Australia stands out in G20, calls for more mining investments
As other countries contend with labour and economic slowdown, Australia conjures on the opposite: Addressing how to downplay the impact of redounding domestic growth on the entire Australian economy.
Treasurer Wayne Swan said in his prepared speech before the New York Stock Exchange on Monday that Australia has embarked on the opposite journey among the Group of 20 countries, who participated in the recent meeting of the world's top finance and central bankers at the International Monetary Fund headquarters in New York.
Australia requires a larger capital to sustain the country's mining growth seen in more than a 100 years, said addressing the New York Stock Exchange on Monday.
In his prepared speech before the NYSE, Swan emphasised that since the so-called gold rush era of the 1850s, it is only now that the same momentum has strongly been felt in the Australian economy.
Swan noted: "Australia is about to embark on its biggest mining investment boom since the 1850s Gold Rush. This pushes us to pick up the pace of reform, to make Australia an even more attractive investment destination," he said.
The increasing requirements of China and India for mineral and non-mineral resources have triggered the pressure to increase iron ore and coal production locally, Swan noted.
According to the Australian Bureau of Agricultural and Resource Economics, recent estimates have been shown that the current pipeline of resource projects in Australia now hovers at around A$360 billion ($355 billion) because of China's and India's demand for iron ore and coal resources.
Mining-investment plans are up almost 50 percent, or five times more than levels six years ago, Swan said.

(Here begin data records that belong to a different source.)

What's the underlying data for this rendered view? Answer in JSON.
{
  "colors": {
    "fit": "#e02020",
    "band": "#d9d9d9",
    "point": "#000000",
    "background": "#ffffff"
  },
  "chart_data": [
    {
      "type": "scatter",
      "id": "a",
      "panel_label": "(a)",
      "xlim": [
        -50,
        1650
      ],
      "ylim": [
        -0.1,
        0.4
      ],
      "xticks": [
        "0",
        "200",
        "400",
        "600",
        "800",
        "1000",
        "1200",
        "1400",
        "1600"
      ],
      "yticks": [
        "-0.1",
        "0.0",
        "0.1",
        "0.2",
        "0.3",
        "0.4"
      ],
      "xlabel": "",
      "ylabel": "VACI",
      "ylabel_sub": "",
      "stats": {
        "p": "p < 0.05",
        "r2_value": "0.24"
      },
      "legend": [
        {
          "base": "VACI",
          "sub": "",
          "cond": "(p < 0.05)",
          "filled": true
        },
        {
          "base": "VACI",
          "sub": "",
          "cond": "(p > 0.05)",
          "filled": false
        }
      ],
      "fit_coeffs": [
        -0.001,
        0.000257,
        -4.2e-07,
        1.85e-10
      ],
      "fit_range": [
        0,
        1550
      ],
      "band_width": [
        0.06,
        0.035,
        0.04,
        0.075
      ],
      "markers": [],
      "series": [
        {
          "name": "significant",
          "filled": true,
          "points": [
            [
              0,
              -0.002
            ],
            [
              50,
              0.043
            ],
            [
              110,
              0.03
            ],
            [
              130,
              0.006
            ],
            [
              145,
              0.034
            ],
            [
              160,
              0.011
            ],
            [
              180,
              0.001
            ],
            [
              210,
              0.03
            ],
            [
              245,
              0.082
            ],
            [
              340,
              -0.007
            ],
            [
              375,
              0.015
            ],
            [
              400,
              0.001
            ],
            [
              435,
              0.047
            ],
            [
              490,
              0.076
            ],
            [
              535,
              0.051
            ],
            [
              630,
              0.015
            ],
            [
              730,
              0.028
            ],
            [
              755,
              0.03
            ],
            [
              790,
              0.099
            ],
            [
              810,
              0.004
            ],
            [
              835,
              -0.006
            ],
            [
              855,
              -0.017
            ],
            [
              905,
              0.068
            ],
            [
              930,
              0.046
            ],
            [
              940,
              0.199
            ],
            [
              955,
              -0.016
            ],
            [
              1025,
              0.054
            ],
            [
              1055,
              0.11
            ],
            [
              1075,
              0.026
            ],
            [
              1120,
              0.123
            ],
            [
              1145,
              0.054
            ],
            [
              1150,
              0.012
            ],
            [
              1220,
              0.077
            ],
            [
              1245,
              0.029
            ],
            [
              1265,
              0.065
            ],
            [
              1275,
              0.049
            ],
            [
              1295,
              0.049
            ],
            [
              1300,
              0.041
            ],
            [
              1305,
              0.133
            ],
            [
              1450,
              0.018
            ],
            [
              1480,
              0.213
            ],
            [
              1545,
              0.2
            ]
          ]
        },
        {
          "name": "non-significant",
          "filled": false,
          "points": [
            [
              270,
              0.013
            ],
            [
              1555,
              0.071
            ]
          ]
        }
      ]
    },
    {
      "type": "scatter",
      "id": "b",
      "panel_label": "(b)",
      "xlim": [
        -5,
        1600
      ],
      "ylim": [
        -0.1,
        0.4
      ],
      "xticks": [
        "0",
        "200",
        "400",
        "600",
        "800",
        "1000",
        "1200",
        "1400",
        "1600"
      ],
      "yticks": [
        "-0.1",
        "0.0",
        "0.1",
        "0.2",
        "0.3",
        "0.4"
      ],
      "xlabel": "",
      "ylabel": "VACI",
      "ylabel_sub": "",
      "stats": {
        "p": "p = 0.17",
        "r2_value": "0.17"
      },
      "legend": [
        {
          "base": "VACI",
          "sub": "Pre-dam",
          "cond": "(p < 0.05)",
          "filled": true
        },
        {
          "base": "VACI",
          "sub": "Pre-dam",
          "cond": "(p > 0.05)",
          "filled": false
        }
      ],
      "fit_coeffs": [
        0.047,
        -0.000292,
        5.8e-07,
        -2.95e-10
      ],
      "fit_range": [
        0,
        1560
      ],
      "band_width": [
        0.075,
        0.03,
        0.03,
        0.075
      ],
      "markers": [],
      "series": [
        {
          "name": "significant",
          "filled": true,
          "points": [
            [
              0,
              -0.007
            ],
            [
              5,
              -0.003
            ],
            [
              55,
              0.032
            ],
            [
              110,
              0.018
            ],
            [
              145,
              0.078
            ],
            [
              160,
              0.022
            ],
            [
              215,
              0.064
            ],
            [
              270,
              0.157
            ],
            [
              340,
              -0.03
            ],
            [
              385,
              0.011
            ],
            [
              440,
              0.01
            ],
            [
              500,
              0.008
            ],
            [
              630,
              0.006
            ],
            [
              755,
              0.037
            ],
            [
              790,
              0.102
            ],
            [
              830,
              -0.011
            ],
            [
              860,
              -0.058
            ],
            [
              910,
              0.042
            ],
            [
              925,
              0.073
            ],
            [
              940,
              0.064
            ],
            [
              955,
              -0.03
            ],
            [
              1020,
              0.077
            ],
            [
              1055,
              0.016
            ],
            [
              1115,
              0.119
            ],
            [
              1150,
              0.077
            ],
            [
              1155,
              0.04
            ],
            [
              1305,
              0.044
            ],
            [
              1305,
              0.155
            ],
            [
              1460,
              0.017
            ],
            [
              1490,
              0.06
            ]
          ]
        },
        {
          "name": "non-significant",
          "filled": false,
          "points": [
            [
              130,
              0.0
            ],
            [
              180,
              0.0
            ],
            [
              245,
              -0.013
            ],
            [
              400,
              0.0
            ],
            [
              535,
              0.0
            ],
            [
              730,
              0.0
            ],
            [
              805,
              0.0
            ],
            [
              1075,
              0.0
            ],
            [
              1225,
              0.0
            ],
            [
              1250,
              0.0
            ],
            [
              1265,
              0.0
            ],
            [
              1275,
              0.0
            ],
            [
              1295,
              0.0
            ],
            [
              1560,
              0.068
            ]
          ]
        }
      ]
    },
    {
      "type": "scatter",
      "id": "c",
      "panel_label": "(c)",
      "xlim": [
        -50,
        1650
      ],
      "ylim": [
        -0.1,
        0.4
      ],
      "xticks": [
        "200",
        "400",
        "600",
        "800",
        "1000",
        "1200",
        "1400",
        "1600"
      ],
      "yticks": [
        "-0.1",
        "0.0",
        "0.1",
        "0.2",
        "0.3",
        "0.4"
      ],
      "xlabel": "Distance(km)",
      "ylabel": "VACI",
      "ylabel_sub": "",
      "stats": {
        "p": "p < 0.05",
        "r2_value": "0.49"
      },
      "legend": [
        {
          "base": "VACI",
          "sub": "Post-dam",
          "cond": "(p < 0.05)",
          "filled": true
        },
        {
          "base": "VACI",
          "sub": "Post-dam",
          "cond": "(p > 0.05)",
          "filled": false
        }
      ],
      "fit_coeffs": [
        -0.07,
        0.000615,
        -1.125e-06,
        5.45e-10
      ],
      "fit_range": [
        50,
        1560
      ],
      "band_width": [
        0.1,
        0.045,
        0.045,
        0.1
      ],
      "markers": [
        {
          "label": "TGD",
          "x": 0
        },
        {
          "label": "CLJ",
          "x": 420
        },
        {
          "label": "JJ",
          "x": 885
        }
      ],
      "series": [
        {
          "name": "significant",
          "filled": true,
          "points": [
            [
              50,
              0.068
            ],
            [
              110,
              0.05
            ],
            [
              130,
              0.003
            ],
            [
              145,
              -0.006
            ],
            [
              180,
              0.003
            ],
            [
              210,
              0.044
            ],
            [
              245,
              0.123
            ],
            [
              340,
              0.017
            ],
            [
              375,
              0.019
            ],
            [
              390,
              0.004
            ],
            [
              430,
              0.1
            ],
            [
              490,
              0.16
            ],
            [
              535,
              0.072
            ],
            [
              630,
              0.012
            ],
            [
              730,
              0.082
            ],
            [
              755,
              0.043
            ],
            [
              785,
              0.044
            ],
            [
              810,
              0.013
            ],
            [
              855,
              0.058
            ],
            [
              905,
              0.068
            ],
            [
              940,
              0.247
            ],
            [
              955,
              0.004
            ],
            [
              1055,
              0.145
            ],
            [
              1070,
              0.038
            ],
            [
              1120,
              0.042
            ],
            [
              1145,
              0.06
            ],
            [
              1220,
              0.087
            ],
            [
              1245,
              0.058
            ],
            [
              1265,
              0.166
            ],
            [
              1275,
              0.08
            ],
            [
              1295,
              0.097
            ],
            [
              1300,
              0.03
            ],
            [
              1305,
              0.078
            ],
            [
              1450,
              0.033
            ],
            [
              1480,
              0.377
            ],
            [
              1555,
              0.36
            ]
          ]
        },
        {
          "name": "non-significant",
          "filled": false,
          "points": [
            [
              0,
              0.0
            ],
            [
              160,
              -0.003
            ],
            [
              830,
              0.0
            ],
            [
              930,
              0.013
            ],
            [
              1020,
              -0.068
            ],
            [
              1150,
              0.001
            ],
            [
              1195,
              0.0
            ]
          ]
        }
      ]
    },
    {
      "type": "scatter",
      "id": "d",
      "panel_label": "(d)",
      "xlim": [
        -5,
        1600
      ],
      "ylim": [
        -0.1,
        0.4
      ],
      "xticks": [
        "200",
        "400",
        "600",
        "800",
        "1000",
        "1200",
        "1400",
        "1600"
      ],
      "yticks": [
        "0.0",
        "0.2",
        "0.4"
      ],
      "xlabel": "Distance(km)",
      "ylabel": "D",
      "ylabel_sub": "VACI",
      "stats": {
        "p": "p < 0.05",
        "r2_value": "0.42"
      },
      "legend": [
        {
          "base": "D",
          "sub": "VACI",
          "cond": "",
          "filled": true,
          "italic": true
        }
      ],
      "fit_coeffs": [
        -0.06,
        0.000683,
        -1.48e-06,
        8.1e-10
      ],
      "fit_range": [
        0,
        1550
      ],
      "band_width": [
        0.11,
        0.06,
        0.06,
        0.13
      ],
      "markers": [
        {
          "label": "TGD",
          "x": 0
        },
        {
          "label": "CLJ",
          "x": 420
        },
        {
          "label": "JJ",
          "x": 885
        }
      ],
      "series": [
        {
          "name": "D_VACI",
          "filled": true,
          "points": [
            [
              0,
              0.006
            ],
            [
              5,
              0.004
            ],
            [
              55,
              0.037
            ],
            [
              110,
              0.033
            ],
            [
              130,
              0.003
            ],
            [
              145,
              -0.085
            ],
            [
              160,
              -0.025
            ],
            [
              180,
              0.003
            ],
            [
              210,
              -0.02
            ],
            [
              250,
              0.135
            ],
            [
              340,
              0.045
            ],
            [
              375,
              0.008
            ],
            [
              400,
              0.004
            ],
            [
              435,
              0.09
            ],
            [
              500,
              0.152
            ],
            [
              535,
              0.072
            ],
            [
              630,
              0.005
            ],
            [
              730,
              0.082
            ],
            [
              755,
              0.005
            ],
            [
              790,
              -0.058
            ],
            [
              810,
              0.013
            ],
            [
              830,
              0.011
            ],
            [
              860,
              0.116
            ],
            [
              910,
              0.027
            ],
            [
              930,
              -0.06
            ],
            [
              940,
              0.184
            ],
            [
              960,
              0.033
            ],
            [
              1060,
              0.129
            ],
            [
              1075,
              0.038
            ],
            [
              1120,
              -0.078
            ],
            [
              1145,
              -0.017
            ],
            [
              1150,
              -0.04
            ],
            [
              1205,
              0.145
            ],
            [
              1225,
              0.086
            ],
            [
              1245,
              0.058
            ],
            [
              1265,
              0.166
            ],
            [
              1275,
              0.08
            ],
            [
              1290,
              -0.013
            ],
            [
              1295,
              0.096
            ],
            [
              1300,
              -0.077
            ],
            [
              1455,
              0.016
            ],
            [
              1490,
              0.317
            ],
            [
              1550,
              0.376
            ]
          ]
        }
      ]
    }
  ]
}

This economic expansion requires labour and employment, and Swan pointed out Labour administration's plans to lower the company tax rate to 29 percent from 30 percent and to support the infrastructure requirements of building roads, rail and ports.
Global recovery
Swan's reading of the global recovery: "The global recovery is patchy, it's uneven, and it's uncertain.
He said global economic leaders are now faced with the challenge of not just pushing growth within and among economies, but how it can be sustained in the long term.
"Currency reform is an important element of this reform agenda, but it is not the only issue," he said. World leaders failed to meet halfway as to how the recent form of currency manipulations can be abated that may prompt a trade war.